While their gradual transition to producing models that would appeal to a broader market was going well, Ferrari still felt the need to have at least one model in their range that would serve as their flagship.

The policy was that the flagship model could only be within the financial reach of the very few privileged people for whom the price tag was a minor consideration when compared with the levels of exclusivity, luxury and performance that the model provided.

This was certainly the case with the Ferrari 400 Superamerica, which had been available since 1960, as a platform for the rich and famous for their custom design and unique performance cars.

When the 400 SuperAmerica began to look jaded, Ferrari were already in place with its successor, the Ferrari 500 Superfast with the wraps coming off in and around Geneva Salon in March of 1964.

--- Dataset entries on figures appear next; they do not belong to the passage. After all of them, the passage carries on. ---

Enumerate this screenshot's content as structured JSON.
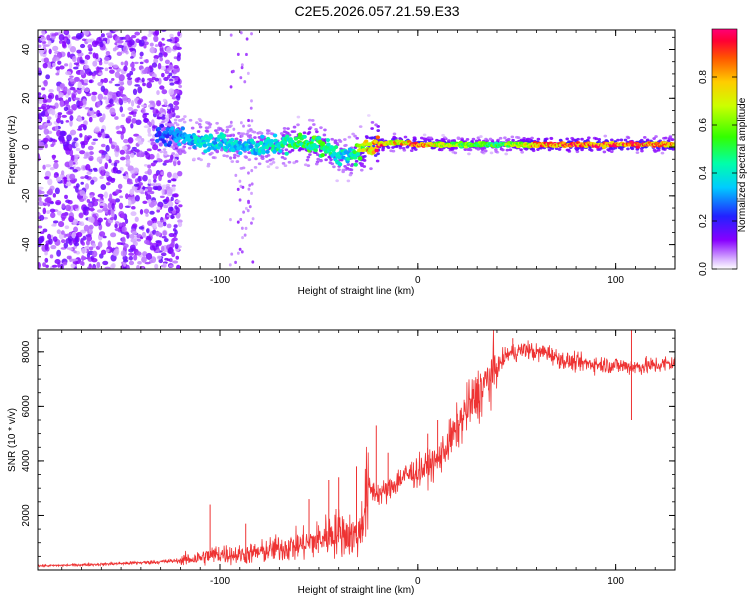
{
  "title": "C2E5.2026.057.21.59.E33",
  "chart_data": [
    {
      "type": "heatmap",
      "title": "C2E5.2026.057.21.59.E33",
      "xlabel": "Height of straight line (km)",
      "ylabel": "Frequency (Hz)",
      "xlim": [
        -192,
        130
      ],
      "ylim": [
        -50,
        48
      ],
      "xticks": [
        -100,
        0,
        100
      ],
      "yticks": [
        -40,
        -20,
        0,
        20,
        40
      ],
      "colorbar": {
        "label": "Normalized spectral amplitude",
        "range": [
          0,
          1
        ],
        "ticks": [
          0.0,
          0.2,
          0.4,
          0.6,
          0.8
        ]
      },
      "ridge": {
        "description": "spectral peak frequency vs height",
        "x": [
          -130,
          -120,
          -110,
          -100,
          -90,
          -80,
          -70,
          -60,
          -50,
          -40,
          -35,
          -30,
          -25,
          -20,
          -10,
          0,
          10,
          20,
          40,
          60,
          80,
          100,
          120,
          130
        ],
        "freq_hz": [
          5,
          4,
          3,
          2,
          0,
          0,
          1,
          2,
          1,
          -3,
          -5,
          -2,
          0,
          1,
          2,
          1,
          1,
          1,
          1,
          1,
          1,
          1,
          1,
          1
        ],
        "amplitude": [
          0.25,
          0.35,
          0.4,
          0.4,
          0.4,
          0.4,
          0.45,
          0.55,
          0.55,
          0.45,
          0.4,
          0.6,
          0.85,
          0.95,
          0.8,
          0.95,
          0.75,
          0.65,
          0.55,
          0.9,
          0.95,
          0.95,
          0.9,
          0.9
        ]
      }
    },
    {
      "type": "line",
      "xlabel": "Height of straight line (km)",
      "ylabel": "SNR (10 * v/v)",
      "xlim": [
        -192,
        130
      ],
      "ylim": [
        0,
        8800
      ],
      "xticks": [
        -100,
        0,
        100
      ],
      "yticks": [
        2000,
        4000,
        6000,
        8000
      ],
      "color": "#ee3333",
      "series": [
        {
          "name": "SNR",
          "x": [
            -192,
            -180,
            -170,
            -160,
            -150,
            -140,
            -130,
            -120,
            -110,
            -100,
            -90,
            -80,
            -70,
            -60,
            -50,
            -45,
            -40,
            -35,
            -30,
            -25,
            -20,
            -15,
            -10,
            -5,
            0,
            5,
            10,
            15,
            20,
            25,
            30,
            35,
            40,
            45,
            50,
            55,
            60,
            65,
            70,
            75,
            80,
            90,
            100,
            110,
            120,
            130
          ],
          "y": [
            150,
            170,
            190,
            210,
            240,
            270,
            300,
            350,
            450,
            600,
            550,
            650,
            800,
            900,
            1100,
            1300,
            1400,
            1300,
            1200,
            3000,
            2800,
            2900,
            3300,
            3500,
            3600,
            3800,
            4000,
            4600,
            5200,
            5900,
            6400,
            6900,
            7400,
            7900,
            8000,
            8100,
            7950,
            8000,
            7800,
            7650,
            7600,
            7550,
            7500,
            7450,
            7500,
            7600
          ]
        }
      ],
      "spikes": [
        {
          "x": -105,
          "y": 2400
        },
        {
          "x": -87,
          "y": 1700
        },
        {
          "x": -55,
          "y": 2600
        },
        {
          "x": -45,
          "y": 3300
        },
        {
          "x": -40,
          "y": 3400
        },
        {
          "x": -31,
          "y": 3800
        },
        {
          "x": -21,
          "y": 5300
        },
        {
          "x": -15,
          "y": 4300
        },
        {
          "x": 5,
          "y": 5000
        },
        {
          "x": 10,
          "y": 5500
        },
        {
          "x": 22,
          "y": 5700
        },
        {
          "x": 48,
          "y": 8500
        },
        {
          "x": 108,
          "y": 8800
        },
        {
          "x": 108,
          "y": 5500
        },
        {
          "x": 130,
          "y": 5400
        }
      ]
    }
  ]
}
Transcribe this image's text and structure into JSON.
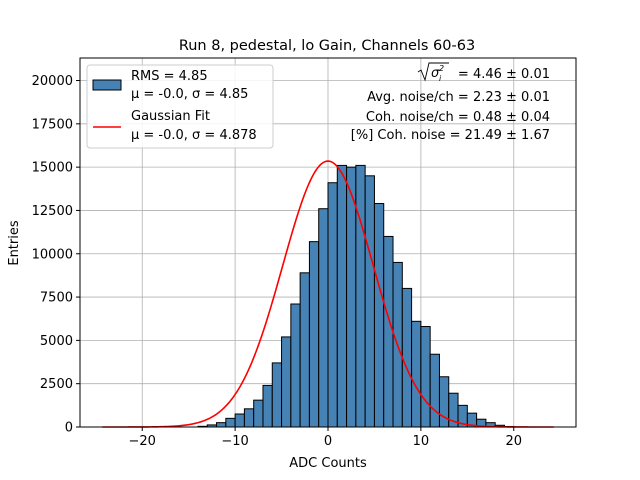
{
  "chart_data": {
    "type": "bar",
    "title": "Run 8, pedestal, lo Gain, Channels 60-63",
    "xlabel": "ADC Counts",
    "ylabel": "Entries",
    "xlim": [
      -26.7,
      26.7
    ],
    "ylim": [
      0,
      21300
    ],
    "xticks": [
      -20,
      -10,
      0,
      10,
      20
    ],
    "yticks": [
      0,
      2500,
      5000,
      7500,
      10000,
      12500,
      15000,
      17500,
      20000
    ],
    "grid": true,
    "legend_position": "top-left",
    "bin_width": 1,
    "bin_start": -14,
    "counts": [
      40,
      120,
      250,
      500,
      750,
      1050,
      1550,
      2400,
      3700,
      5200,
      7100,
      8900,
      10700,
      12600,
      14100,
      15100,
      15000,
      15100,
      14500,
      12900,
      11000,
      9500,
      8000,
      6100,
      5800,
      4200,
      2900,
      1950,
      1250,
      800,
      450,
      250,
      100,
      30
    ],
    "series": [
      {
        "name": "RMS = 4.85",
        "name_line2": "μ = -0.0, σ = 4.85",
        "color": "#4682b4",
        "edge": "#000000"
      },
      {
        "name": "Gaussian Fit",
        "name_line2": "μ = -0.0, σ = 4.878",
        "color": "#ff0000"
      }
    ],
    "fit": {
      "mu": 0.0,
      "sigma": 4.878,
      "amplitude": 15350,
      "x_range": [
        -24.3,
        24.3
      ]
    },
    "annotations": [
      "= 4.46 ± 0.01",
      "Avg. noise/ch = 2.23 ± 0.01",
      "Coh. noise/ch = 0.48 ± 0.04",
      "[%] Coh. noise = 21.49 ± 1.67"
    ]
  }
}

Power for the 500 Superfast came from a specially developed 4962cc (303 cu in) engine, jointly developed on behalf of Ferrari by two of the most talented engineers of the era, Gioacchino Colombo and Aurelio Lampredi.

Colombo and Lampredi, who had previously worked with Ferrari on several projects, surpassed themselves with the 500 Superfast, developing an engine capable of generating 400bhp, capable of reaching speeds of more than 274km/h (170mph) including 161km/h (100mph) in second gear.


Of the 36 “Superfasts” produced, around half came fitted with an all-synchromesh five-speed gearbox, another first for Ferrari.

To Ferrari followers, the 500 Superfast’s `Aerodinamico' ancestry was apparent although with cleaner and less cluttered lines than first seen on the Ferrari 400 range.

The 500 Superfast stood out, thanks to its uniquely designed rear end, dominated by an outstandingly long overhang taking in a semi-fastback trunk and rear “Kamm” tail.

The 500 front was also an exercise in style, combining an oval grill, protruding fenders and twin bumpers, a design feature which became a standard on all later Ferrari models.

Just 37 versions of the 500 Superfast were produced, yet another indication that Ferrari’s attempt to break into the North American market was still not bearing fruit.

Ferrari had offered lots of luxury options and features fit for wealthy, high-profile customers among them English film star Peter Sellers, known follower of anything luxurious and exclusive.

Other lower-profile owners included Prince Bernard of the Netherlands, Shah Reza Pahlevi of Iran and Prince Sadruddin Aga Khan.

Despite its impressive list of owners, the 500 Superfast was the last of the limited-production closed Ferraris.

It had taken him a lot of years and cost him many millions, but Enzo Ferrari had finally grasped the concept that it was ultimately more profitable for his company to produce more vehicles with a lower price tag.